Мне иногда интересно, кто я: музыкант, художник, спортсмен, или всё же писатель. Я всегда склонялся к тому, что рождён писателем, раньше обращал внимание на то, что пишу и как, и о чём. А сейчас впервые пишу всю хуету из головы и глупость, происходящую вокруг меня. Забавно, если всю эту ебалу, когда-то издадут или вообще хоть кто-то прочитает кроме меня! Я всегда считал, что я художник тогда, когда рисую, писатель, когда пишу, музыкант, когда играю. Сейчас момент, когда я всё сразу. Блядь, тяжело!
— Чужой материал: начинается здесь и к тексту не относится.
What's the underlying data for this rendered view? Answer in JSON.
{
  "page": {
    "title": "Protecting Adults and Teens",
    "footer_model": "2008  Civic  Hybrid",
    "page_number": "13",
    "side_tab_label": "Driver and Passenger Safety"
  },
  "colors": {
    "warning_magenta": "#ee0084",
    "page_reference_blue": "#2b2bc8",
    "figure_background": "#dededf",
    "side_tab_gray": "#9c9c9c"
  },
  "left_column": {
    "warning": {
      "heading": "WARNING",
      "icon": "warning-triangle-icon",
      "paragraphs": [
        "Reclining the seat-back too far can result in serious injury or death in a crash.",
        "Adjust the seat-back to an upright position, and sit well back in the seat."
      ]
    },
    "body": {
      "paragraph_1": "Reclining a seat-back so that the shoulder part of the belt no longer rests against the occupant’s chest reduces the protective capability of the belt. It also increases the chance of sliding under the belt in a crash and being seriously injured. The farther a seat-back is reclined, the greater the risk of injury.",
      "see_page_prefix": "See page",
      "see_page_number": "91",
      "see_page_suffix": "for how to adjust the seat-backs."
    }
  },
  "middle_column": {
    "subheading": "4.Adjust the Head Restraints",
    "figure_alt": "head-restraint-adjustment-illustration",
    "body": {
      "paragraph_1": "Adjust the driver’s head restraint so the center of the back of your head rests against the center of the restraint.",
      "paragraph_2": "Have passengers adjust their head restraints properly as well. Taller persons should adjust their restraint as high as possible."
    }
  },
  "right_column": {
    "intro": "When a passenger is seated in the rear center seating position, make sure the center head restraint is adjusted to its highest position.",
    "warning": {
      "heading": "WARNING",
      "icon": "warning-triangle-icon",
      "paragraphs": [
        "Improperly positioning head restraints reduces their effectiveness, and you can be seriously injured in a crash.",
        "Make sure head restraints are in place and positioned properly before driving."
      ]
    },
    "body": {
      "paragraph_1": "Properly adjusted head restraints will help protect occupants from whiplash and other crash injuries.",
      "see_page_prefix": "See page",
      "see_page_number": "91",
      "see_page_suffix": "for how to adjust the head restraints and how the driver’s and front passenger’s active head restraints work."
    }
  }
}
После занятия хуйнёй в «мастерской» поехал к Джону, чувствую это станет традицией, после преподавания ездить к нему, пить кофе и пиздеть о всякой ерунде. Мы выпили кофе на кухне, я съел гренки, все, что у него были. Мы переместились в зал, я лёг на диван, а Джон уселся в кресло напротив меня. Эти квартиры одинаковые и мебель тоже одинаковая, выглядит немного по-разному, а по сути одно и тоже и жизни у людей одинаковые. Так вот, я лежал на диване и хуисосил IronMaiden и всех металлюг, особенно Кипелова, ненавижу этих пидаров пафосных. Просил Джона врубить Metallica. Джон сказал:

– Попроси у IronMaiden прощения, и я поставлю Metallica.
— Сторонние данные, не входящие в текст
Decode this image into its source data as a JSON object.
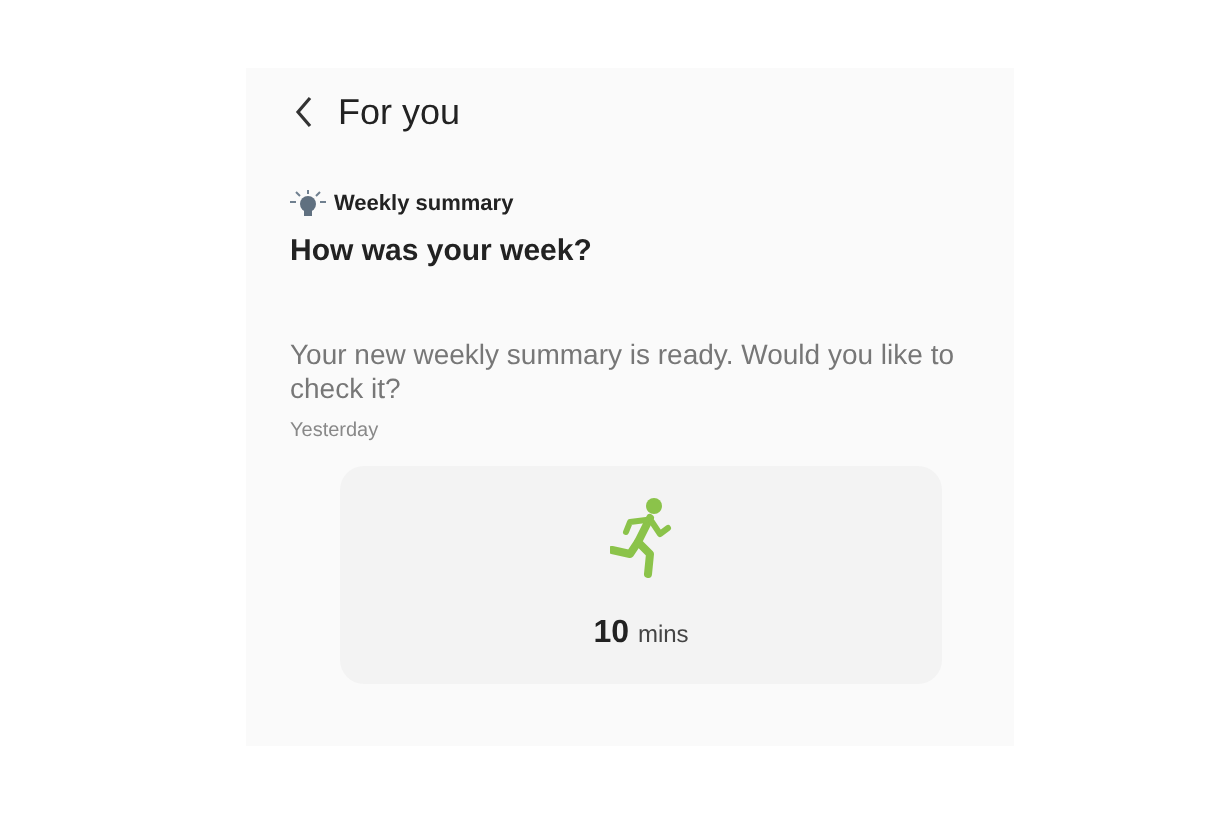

-IronMaiden, прости меня! – Выкрикнул я в потолок, Джон довольный пошёл ставить «Метлу». Заиграла Nothingelsematters, и я погрузился в воспоминания:

Двенадцать лет назад мы у Джона собирались и жёстко тусили, он был моим учителем музыки, я начинал играть на басухе, но в итоге мы просто сидели на лавочке во дворе музыкальной школы и курили всё время моего урока. Джон с мамой и братом приехал из Кемерова, где очень сильно пил, здесь он был в завязке, даже не матерился, но по каким-то причинам считал, что слово «шараёбиться» не мат и часто произносил его. В то время он был до жути худым, не брил подмышки и носил майки, его волосня торчала в разные стороны и воняла потом, руки сплошь были покрыты переводками, а в ухе на серьге болтался алюминиевый православный крест. Они снимали однокомнатную квартиру в шестом микрорайоне, в комнате стоял диван, кресло, столик, телевизор и маленький магнитофончик, всё советское, кроме телевизора и мафона, они были китайские. К этому магнитофончику Джон подключал бас-гитару и играл вместе с кассетами, динамики не тянули низкие частоты и хрипели так, что невозможно было разобрать. Басуха была самодельная, гриф кривой, а дека ромбовидная, струны какие попало – грязные, мы их даже варили как-то в уксусе, и домотанные проволокой, потому, что оборвались и были коротки. Откуда она появилась у Джона никто не знал, её просто однажды обнаружили в квартире, потом она перекочевала ко мне, ну, а я продал её за три тысячи старому приятелю и половину отдал Джону. Стены в квартире были заклеены коричневыми обоями, вся комната завалена банками из-под кофе с водой в которой плавали окурки. Стоял запах сигарет, перегара и травы. Михуйло с Гариком, как-то притащили целый пакет анаши, нарвали где-то. Он долго стоял на лоджии рядом с крестом с кладбища…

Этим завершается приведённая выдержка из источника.